Auch die Erfassung und Beurteilung der Kontrollen sollte systematisch erfolgen, um am Ende zu einer qualifizierten Bewertung der vorhandenen Projektrisiken zu gelangen. Die Kontrollen beginnen beim Project Risk Review beispielsweise im Projektbereich "Geschäftsprozesse" mit den folgenden Leitfragen:

Die Kontrollfragen decken umfangreiche Kontrollaspekte ab und erfordern daher ebenfalls eine weitere Detaillierung durch Unteraspekte. Einige Kontrollen betreffen spätere Projektphasen und lassen sich erst dann abschließend bewerten. In früheren Projektphasen kann daher nur festgestellt werden, ob entsprechende Kontrollmaßnahmen im Projekt vorgesehen sind.

Für jede Kontrollfrage muss am Ende die Effektivität des Kontrollbereiches auf einer dreistufigen Skala (hoch, mittel, niedrig) bewertet werden.

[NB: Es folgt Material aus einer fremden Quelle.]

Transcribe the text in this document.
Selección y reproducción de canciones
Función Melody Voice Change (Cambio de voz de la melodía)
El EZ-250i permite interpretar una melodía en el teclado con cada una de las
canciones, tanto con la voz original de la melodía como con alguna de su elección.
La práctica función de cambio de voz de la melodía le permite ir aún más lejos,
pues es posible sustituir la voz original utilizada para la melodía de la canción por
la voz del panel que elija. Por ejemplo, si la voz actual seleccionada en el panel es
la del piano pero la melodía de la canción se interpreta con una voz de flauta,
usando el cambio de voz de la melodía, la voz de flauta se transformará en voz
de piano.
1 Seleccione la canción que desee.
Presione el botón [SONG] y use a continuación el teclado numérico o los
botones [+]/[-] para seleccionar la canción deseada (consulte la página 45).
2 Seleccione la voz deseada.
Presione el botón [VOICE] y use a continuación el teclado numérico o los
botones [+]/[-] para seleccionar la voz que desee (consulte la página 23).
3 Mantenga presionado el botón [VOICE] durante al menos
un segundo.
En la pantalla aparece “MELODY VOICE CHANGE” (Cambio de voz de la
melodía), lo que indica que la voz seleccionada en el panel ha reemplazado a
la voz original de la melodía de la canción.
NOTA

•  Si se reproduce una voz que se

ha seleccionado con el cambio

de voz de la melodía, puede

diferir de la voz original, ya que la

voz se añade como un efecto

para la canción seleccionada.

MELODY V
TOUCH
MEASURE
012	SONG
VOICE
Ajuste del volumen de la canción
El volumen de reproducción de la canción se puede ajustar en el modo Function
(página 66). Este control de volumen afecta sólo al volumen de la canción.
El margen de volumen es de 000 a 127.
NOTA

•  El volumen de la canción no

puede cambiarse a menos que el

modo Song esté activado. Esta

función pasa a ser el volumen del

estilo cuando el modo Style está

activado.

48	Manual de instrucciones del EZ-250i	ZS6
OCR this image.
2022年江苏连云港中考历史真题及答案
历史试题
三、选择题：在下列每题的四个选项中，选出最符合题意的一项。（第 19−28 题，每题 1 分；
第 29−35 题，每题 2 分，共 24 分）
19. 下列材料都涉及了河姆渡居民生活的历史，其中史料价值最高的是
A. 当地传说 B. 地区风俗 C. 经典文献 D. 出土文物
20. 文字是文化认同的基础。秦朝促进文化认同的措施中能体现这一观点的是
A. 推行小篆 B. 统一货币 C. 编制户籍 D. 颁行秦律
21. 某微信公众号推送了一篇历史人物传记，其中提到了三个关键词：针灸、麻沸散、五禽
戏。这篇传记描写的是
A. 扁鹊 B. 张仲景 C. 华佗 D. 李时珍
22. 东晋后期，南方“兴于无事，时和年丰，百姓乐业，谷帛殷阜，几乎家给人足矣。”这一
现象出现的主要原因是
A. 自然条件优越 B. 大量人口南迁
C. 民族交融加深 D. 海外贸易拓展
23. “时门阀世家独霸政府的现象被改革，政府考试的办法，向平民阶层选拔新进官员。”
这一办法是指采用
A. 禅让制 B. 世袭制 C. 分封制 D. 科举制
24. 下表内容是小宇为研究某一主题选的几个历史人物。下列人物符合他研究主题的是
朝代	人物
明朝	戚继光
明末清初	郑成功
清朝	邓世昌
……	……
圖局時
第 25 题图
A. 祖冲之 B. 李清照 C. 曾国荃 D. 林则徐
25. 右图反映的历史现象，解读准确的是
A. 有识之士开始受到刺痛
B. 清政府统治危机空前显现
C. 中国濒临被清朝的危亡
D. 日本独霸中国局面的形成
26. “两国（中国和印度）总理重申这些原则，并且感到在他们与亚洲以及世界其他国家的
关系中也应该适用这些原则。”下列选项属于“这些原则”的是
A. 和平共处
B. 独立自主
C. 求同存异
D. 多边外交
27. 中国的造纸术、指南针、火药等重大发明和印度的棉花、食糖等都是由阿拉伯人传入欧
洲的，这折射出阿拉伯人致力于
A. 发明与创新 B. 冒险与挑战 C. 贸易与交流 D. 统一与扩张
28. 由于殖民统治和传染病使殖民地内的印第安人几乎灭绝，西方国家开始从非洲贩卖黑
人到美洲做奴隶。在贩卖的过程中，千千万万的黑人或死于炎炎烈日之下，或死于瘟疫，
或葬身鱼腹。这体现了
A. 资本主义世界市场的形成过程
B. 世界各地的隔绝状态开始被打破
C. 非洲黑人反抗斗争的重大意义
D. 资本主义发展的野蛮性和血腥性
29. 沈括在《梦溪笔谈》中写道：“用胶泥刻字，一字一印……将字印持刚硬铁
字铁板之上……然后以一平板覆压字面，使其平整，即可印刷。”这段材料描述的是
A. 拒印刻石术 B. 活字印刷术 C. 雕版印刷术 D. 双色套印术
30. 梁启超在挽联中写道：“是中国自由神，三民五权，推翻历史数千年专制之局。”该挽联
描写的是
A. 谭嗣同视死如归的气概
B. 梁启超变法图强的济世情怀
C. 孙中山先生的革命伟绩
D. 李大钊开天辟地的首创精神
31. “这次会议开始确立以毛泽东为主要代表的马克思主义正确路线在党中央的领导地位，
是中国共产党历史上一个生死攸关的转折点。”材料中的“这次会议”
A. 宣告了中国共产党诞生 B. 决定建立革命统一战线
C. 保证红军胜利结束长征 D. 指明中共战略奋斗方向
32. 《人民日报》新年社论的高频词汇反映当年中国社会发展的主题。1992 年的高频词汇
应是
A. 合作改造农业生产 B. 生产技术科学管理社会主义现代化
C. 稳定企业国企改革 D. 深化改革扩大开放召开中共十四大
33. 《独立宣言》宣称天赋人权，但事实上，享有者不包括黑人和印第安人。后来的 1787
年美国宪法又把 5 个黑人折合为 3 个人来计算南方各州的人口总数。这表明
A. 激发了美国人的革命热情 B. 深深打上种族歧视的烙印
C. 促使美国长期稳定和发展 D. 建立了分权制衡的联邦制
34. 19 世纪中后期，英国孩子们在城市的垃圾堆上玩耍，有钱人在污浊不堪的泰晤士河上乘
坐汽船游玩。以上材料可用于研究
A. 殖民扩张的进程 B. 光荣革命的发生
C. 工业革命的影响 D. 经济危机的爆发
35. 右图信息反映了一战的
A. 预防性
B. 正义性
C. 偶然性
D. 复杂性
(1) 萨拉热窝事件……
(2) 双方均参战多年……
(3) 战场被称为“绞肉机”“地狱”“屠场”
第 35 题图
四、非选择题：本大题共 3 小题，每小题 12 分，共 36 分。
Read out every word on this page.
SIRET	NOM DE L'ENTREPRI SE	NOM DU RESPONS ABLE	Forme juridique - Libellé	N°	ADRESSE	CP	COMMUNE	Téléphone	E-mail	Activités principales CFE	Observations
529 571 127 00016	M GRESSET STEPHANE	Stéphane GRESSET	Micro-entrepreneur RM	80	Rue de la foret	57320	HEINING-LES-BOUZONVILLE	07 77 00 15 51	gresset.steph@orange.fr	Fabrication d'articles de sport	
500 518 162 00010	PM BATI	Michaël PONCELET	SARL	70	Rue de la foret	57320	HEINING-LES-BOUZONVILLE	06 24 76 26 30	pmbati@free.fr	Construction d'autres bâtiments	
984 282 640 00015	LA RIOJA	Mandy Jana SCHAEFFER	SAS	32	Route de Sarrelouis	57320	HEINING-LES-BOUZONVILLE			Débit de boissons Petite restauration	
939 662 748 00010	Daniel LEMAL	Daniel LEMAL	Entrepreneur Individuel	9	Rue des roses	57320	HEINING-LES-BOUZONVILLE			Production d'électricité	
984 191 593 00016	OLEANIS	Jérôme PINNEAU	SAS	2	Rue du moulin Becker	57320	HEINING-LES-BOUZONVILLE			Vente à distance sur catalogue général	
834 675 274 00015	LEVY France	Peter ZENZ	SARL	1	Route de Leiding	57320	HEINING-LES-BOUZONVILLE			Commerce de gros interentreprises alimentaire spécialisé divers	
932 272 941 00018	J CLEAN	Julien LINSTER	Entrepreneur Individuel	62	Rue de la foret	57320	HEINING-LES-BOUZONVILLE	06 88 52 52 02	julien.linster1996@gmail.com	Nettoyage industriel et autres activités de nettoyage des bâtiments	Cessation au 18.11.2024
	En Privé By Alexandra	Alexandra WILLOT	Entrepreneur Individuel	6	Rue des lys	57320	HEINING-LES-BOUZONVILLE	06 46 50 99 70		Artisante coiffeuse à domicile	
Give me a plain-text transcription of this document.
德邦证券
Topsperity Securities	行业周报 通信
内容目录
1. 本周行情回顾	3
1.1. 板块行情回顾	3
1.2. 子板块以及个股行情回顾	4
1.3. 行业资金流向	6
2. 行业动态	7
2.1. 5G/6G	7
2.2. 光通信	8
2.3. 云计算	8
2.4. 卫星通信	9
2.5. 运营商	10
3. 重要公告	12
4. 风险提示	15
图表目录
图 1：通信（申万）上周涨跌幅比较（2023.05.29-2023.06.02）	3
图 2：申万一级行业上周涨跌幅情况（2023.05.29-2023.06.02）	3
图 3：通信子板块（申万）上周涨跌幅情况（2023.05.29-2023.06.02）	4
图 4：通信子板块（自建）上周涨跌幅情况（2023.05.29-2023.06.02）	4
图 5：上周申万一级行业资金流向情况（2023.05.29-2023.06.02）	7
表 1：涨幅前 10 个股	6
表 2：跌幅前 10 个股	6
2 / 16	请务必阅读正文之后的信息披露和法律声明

Um eine einheitliche Bewertung zu gewährleisten, sind für die einzelnen Kontrollbereiche wiederum jeweils Beispiele aufzuführen. Die Gegenüberstellung von bewerteten inhärenten Risiken und existierenden Kontrollen ermöglicht eine Ermittlung des vorhandenen Projektrisikos für jeden der sechs Projektbereiche.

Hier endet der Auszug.